Mexico's "perfect dictatorship" could end next month. Peruvian writer Mario Vargas Llosa coined the phrase to describe the Institutional Revolutionary Party's (PRI) 71-year rule, which combines absolute power with democratic forms, in particular the election of a new president every six years.
Mexico votes on July 2 with Vicente Fox of the National Action Party (PAN) running close to PRI candidate Francisco Labastida in the polls. The Party of the Democratic Revolution (PRD) candidate Cuauhtemoc Cardenas Sol"rzano, widely believed to have had the 1988 election stolen from him in a PRI stitch-up, is running a poor third.
Jorge Castaneda, professor of political economy at Mexico's National Autonomous University, said there are limits to what a Fox presidency can achieve. "It will not change the distribution of income or power, or change Mexico's foreign relations." But the political impact would be massive. "It would change everything. The presidency is key to the entire system. The PRI will continue to matter, but with no PRI president there will be no boss. The state governors, business people and union leaders will have to think for themselves," he said.
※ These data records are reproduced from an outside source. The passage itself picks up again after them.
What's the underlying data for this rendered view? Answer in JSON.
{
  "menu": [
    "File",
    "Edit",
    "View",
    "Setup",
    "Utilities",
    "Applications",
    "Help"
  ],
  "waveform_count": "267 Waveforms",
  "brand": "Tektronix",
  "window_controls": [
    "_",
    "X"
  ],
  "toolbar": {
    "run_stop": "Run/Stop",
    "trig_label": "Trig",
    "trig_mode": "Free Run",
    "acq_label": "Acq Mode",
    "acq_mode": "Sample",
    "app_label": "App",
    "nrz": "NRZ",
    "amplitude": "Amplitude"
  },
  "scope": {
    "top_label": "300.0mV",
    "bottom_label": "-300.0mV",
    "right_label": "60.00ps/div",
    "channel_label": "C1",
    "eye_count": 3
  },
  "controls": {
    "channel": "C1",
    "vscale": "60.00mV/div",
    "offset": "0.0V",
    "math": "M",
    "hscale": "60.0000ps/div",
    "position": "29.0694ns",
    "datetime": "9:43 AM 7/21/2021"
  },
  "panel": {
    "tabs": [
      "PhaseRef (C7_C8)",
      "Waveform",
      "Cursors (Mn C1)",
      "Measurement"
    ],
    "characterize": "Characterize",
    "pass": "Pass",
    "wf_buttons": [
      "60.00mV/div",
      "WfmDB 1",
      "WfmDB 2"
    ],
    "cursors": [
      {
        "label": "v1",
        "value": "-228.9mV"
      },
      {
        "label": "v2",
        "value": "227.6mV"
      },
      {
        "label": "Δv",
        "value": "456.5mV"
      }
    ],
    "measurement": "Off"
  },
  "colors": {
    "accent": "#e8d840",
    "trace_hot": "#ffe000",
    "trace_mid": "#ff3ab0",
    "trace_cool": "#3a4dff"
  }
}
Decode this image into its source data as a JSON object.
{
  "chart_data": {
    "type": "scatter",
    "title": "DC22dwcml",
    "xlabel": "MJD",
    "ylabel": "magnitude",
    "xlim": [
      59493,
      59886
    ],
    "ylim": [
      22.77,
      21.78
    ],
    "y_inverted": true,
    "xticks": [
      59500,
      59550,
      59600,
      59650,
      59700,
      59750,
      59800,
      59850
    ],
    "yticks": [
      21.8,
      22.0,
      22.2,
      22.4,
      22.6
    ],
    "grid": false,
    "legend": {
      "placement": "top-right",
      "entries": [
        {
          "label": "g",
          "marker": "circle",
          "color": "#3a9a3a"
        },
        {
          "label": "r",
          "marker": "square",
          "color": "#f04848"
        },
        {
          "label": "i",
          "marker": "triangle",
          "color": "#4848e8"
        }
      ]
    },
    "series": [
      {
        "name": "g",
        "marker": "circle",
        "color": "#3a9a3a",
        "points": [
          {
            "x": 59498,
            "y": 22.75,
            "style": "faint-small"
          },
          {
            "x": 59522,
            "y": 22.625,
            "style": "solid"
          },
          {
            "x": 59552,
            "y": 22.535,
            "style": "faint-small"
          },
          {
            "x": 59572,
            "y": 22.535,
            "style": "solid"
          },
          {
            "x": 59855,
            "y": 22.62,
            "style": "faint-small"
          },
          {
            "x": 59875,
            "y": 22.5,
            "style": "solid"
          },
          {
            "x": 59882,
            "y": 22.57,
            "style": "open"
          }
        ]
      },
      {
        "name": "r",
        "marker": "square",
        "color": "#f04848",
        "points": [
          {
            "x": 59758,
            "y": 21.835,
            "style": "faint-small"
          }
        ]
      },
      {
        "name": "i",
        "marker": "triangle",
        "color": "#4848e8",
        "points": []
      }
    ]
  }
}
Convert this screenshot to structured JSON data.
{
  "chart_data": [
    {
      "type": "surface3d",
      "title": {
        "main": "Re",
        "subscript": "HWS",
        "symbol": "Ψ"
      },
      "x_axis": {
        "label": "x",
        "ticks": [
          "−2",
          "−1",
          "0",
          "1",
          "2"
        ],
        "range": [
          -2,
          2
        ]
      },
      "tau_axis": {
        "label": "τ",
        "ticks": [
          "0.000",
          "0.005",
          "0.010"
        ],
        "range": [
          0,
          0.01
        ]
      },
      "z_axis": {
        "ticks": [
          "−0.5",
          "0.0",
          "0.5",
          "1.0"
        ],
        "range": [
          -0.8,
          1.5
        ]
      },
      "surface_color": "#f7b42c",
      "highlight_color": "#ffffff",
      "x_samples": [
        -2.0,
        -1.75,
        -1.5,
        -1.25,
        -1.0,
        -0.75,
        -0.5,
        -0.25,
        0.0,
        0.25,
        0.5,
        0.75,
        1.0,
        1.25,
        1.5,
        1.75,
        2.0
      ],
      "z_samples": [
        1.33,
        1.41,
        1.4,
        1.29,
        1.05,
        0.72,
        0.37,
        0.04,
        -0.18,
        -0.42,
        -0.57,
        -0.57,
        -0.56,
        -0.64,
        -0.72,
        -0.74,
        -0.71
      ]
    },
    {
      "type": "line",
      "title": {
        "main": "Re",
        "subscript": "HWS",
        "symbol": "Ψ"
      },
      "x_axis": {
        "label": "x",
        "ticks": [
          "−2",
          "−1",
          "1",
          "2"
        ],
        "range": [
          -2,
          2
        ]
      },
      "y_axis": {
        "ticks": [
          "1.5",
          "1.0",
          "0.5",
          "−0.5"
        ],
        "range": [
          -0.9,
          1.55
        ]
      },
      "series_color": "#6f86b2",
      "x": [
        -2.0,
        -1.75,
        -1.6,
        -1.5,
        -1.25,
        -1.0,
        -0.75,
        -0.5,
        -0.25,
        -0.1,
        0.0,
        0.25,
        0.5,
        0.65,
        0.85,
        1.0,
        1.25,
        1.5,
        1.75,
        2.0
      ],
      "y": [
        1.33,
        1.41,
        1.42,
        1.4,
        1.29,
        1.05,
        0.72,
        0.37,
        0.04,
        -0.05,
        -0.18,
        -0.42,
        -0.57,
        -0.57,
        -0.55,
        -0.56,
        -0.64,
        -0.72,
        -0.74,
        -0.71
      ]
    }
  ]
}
If the PRI loses, Professor Castaneda expects realignment, with defections to the PAN and the PRD, although if Fox wins "it will be a humiliation for Cardenas".
Professor Castaneda expects Fox to continue PRI economic policies, but to take action to improve education, health, housing and public finances, including the creation of a more effective tax system. "The end of the PRI monopoly will create civic space for groups such as teachers, women's groups and workers in the maquiladora-free trade zones on the United States border to develop their political role," he said.
A Fox administration has a better chance of disentangling problems of Professor Castaneda's University, still recovering from several months of student occupation.
Once a leading adviser to Cardenas, Professor Castaneda will cast his vote for the rightist Fox. "This is a referendum on the system, not a beauty contest," he said.